American Airlines Flight 77, departed Washington-Dulles International Airport (IAD), destined for Los Angeles International Airport (LAX). This flight departed Gate D26 of the IAD mid-field terminal at 8:09 a.m., and was airborne at 8:21 AM. The aircraft type was a Boeing 757. Number of selectee passengers is unknown at this time; ramp personnel noticed two selectees checked bags on the ramp. One non-selectee passenger did not board due to confusion of gate location. This flight consisted of fifty-eight passengers and six flight crew members, which totaled sixty-four persons on this flight. There was no cargo being transported on this aircraft. There were a total of thirty-five checked bags. It is presumed that this flight crashed into the Pentagon located in Washington, DC at approximately 10:00 AM.

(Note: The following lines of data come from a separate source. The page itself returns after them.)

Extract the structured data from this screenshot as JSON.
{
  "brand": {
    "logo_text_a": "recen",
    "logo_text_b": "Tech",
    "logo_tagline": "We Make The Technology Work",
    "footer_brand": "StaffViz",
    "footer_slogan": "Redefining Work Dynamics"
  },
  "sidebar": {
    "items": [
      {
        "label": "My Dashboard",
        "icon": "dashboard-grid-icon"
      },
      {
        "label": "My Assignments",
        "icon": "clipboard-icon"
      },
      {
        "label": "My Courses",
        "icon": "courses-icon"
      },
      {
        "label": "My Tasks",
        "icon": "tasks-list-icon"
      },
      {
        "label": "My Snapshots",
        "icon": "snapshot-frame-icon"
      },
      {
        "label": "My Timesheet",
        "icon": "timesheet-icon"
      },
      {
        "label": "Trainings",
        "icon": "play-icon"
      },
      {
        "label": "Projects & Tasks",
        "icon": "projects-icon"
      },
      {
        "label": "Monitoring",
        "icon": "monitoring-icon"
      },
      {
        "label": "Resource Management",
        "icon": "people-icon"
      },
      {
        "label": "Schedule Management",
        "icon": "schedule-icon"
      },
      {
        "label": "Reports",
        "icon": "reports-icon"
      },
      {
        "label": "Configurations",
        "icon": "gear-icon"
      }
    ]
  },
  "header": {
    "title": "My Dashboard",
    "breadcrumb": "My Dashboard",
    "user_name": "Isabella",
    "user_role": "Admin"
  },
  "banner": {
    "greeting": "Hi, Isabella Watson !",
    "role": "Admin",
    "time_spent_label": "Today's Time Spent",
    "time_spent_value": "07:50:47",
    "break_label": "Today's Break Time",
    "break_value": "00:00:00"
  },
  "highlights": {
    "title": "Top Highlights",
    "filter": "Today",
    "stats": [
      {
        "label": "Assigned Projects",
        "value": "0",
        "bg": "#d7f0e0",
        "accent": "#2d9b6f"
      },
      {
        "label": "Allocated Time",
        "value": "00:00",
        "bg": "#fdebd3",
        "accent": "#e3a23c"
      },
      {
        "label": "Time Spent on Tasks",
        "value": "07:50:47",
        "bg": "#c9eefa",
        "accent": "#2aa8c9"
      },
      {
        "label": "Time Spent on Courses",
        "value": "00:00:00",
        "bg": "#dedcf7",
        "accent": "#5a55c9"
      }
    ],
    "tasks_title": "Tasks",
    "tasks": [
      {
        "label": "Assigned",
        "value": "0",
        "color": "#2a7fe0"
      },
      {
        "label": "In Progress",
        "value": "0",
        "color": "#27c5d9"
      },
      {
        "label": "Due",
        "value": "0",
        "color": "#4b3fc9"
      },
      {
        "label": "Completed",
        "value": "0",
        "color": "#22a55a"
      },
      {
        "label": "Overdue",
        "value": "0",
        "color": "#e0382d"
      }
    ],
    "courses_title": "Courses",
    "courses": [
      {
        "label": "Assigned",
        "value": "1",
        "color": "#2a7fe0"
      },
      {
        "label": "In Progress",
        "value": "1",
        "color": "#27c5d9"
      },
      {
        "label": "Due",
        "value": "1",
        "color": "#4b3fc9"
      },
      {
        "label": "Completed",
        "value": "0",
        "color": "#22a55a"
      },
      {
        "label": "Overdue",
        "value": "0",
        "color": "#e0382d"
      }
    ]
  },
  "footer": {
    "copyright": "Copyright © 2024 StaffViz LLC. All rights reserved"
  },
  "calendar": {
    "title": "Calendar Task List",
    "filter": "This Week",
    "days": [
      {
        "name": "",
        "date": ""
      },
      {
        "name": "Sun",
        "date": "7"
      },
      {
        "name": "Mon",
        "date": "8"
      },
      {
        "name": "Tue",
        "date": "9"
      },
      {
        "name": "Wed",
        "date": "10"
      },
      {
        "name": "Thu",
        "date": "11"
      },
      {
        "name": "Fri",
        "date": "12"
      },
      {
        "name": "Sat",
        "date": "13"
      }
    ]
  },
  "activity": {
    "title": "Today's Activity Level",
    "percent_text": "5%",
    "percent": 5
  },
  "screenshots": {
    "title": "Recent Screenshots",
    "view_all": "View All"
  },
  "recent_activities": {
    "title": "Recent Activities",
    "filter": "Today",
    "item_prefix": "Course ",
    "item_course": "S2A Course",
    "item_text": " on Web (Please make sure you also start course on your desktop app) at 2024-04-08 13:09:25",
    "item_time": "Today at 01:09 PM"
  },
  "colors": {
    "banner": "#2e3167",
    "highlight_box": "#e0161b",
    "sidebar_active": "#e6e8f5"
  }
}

Additional information is continuously being gathered on each of the four incidents described above.

911/01 5:31 PM

[end quote]

Lewin founded Akamai while he was an MIT graduate student. He founded the firm in 1998 with MIT mathematics professor Frank Thomas Leighton. After 9/11, Akamai provided "free of charge" its web services to numerous government agencies that had problems handling spikes in Internet traffic. It is not known whether the information Doxer offered the Israelis included the list of government agencies receiving the post-9/11 free web services and what those services entailed. Nor has the FBI indicated whether e-mail, confidential or otherwise, sent to government agencies by witnesses to the events of 9/11 was retained by Akamai.

In 2006, retired Army Colonel Fran Trentley, the chief information officer for the White House Communications Agency and who supported Presidential travel missions, joined Akamai as Director of Operations and Delivery for the firm's public sector business services.

In 2006, Akamai established a Network Operations Command Center in Reston, Virginia that monitors global Internet traffic for U.S. government agencies. Akamai has contracts with Federal Emergency Management Agency, the U.S. Centers for Disease Control and Prevention, the U.S. Department of Defense, the U.S. Department of Labor, the National Oceanic and Atmospheric Administration, the U.S. Food and Drug Administration, the U.S. Citizenship and Immigrations Services, the Transportation Security Administration, the Hawaii Federal Health Care Network, the Whitehouse.gov website, and the U.S. Geological Survey's Earthquake Hazards Program.